Jongeren die 10-12 jaar geleden door ernstig hersenletsel in een langdurige bewusteloze toestand verkeerden, blijken op de lange termijn een goede kans te hebben om grotendeels of volledig zelfstandig te wonen. Dat blijkt uit onderzoek onder 34 patiënten dat het Radboudumc in samenwerking met Libra Revalidatie locatie Leijpark in Tilburg uitvoerde. De resultaten verschenen vandaag in Brain Injury.
De onderzochte jongeren namen allen deel aan het Vroege Intensieve Neurorevalidatie-programma (VIN) van Libra Revalidatie, waarin jongeren die na een ernstig hersenletsel niet spontaan bij bewustzijn komen, een intensief revalidatieprogramma volgen gericht op herstel van bewustzijn en de belangrijke basisfuncties. Stimulering is een belangrijk onderdeel van het programma. Aan het eind van het revalidatieprogramma waren 20 jongeren bij bewustzijn. Twaalf van hen herstelde dusdanig dat ze weer zelfstandig kunnen wonen. Van de 14 jongeren die niet bij bewustzijn kwamen, was het merendeel na 10-12 jaar overleden.
De geringe omvang van de onderzochte groep maakt dat de resultaten met enige voorzichtigheid geïnterpreteerd moeten worden. Toch is wel een groot vraagteken te zetten bij de angst van veel mensen, waaronder artsen, dat iemand wel bij bewustzijn kan komen, maar vervolgens een leven lang volledig afhankelijk blijft. Bij slechts één op de zes van de onderzochte patiënten was dat het geval. Het onderzoek laat ook zien dat al in een vroeg stadium, direct na afloop van het behandelprogramma, een redelijk betrouwbare voorspelling gemaakt kan worden over de mate van zelfstandigheid van de jongeren op de lange termijn.

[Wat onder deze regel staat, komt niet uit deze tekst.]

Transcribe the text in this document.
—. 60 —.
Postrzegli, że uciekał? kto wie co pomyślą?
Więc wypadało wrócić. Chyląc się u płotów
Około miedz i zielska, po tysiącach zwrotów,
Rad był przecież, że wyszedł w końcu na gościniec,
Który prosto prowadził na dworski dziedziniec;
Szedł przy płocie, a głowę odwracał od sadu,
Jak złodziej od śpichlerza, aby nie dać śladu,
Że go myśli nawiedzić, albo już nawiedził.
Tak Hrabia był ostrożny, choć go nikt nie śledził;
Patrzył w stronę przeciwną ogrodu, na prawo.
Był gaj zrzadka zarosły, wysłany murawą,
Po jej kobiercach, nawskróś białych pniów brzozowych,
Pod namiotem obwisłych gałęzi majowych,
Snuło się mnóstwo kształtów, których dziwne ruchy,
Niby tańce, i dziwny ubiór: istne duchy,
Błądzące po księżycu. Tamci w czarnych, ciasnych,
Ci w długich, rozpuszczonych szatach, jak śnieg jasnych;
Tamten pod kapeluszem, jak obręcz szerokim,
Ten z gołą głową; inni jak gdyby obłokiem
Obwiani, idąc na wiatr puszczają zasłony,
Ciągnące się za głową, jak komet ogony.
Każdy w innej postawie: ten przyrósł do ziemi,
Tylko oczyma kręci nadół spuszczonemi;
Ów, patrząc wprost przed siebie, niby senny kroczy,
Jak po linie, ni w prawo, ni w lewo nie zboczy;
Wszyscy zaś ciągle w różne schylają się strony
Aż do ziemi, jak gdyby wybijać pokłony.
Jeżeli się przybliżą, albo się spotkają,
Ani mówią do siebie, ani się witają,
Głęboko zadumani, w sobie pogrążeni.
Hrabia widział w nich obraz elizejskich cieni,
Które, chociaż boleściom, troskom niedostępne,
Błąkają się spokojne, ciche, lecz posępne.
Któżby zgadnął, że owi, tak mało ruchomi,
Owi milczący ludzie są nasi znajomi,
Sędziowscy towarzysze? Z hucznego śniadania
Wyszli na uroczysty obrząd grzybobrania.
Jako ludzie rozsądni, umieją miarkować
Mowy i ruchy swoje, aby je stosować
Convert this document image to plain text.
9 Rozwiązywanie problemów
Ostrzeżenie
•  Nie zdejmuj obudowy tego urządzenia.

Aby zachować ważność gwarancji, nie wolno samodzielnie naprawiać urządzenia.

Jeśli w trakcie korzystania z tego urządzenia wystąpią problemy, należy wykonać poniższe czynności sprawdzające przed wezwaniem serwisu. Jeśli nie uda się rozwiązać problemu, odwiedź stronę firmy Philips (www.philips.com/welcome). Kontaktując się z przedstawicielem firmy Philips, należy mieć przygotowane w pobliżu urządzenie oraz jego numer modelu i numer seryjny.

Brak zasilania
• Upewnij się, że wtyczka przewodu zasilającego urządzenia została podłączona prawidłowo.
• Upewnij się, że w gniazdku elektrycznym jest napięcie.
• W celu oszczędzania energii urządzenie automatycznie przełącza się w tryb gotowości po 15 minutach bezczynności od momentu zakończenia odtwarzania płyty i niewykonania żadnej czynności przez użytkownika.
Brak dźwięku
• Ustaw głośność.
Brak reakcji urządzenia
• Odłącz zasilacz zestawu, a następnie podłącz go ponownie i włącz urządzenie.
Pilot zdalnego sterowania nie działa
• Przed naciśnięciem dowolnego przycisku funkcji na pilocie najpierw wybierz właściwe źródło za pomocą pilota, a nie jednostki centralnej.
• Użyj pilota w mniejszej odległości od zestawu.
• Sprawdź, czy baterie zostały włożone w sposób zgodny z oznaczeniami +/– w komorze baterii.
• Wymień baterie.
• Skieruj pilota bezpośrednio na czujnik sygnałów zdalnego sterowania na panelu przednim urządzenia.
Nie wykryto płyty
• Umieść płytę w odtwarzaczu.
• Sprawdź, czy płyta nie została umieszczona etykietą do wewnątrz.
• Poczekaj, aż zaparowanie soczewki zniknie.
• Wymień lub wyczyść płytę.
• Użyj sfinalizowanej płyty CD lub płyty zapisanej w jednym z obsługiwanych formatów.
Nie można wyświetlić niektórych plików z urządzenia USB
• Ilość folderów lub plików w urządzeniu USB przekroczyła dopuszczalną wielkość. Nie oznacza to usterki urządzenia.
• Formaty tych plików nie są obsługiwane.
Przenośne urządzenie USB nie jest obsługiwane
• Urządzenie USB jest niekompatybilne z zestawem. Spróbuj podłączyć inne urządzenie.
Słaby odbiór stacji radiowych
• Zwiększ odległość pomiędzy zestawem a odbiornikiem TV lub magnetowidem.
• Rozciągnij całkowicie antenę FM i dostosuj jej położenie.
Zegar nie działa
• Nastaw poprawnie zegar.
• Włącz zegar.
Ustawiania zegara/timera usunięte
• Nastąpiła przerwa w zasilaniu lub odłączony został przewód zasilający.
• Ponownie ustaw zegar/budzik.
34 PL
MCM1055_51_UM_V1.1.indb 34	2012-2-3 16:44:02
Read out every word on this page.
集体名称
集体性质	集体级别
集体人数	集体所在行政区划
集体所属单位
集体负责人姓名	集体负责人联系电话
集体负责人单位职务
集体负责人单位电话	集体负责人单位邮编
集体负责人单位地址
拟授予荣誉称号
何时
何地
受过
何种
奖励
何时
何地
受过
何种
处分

Betere perspectieven na ongeval
De gepubliceerde studie van onderzoeker Henk Eilander en collega’s is een van de eerste onderzoeken in de wereld waarin jongeren onder de 25 jaar zo lang na het oplopen van een ernstig hersenletsel zijn gevolgd na een revalidatieprogramma. De patiënten die een ongeval hadden doorgemaakt lieten over het algemeen beter herstel zien dan wanneer ze door een zuurstoftekort of een infectie van de hersenen in coma waren geraakt.
Eerder onderzoek door Eilander toonde al aan dat twee keer zoveel jongeren bij bewustzijn komen tijdens een VIN-behandeling dan lange tijd werd verwacht. Eilander: “Nu blijkt dat die jongeren als ze volwassen zijn over het algemeen een leven kunnen leiden waarin ze grotendeels zelfstandig zijn. Het onderzoek maakt ook duidelijk dat het perspectief somber is voor wie na de behandeling nog geen tekenen van bewustzijn vertoont.”
Oprichting expertisenetwerk
De onderzoekers willen een vervolgonderzoek opzetten om te bekijken hoe de kwaliteit van leven door deze mensen wordt ervaren, hoe hun familie tegen de situatie aankijkt en wat er nodig zou zijn om nog zelfstandiger te kunnen worden.
Op basis van eerder onderzoek wordt de VIN-behandeling alleen vergoed voor jongeren tot 25 jaar. Voor mensen vanaf 25 jaar met langdurig bewustzijnsverlies na ernstig hersenletsel bestaat in Nederland geen gerichte behandeling om het bewustzijnsverlies op te heffen en verdere revalidatiebehandeling mogelijk te maken. Daarvoor ontbreekt voldoende wetenschappelijk bewijs. Diverse partijen zijn nu op initiatief van de Hersenstichting in overleg om de best mogelijke behandeling en zorg voor die doelgroep te beschrijven. Daarnaast is onlangs op initiatief van de onderzoeksgroep Niemand tussen Wal en Schip van het Radboudumc in samenwerking met Vilans en 8 zorginstellingen een expertisenetwerk opgericht voor mensen met ernstig Niet-aangeboren hersenletsel na coma.
Tegelijkertijd met het uitvoeren van dit onderzoek is een documentaire gemaakt, waarin enkele patiënten en/of hun familieleden aan het woord komen.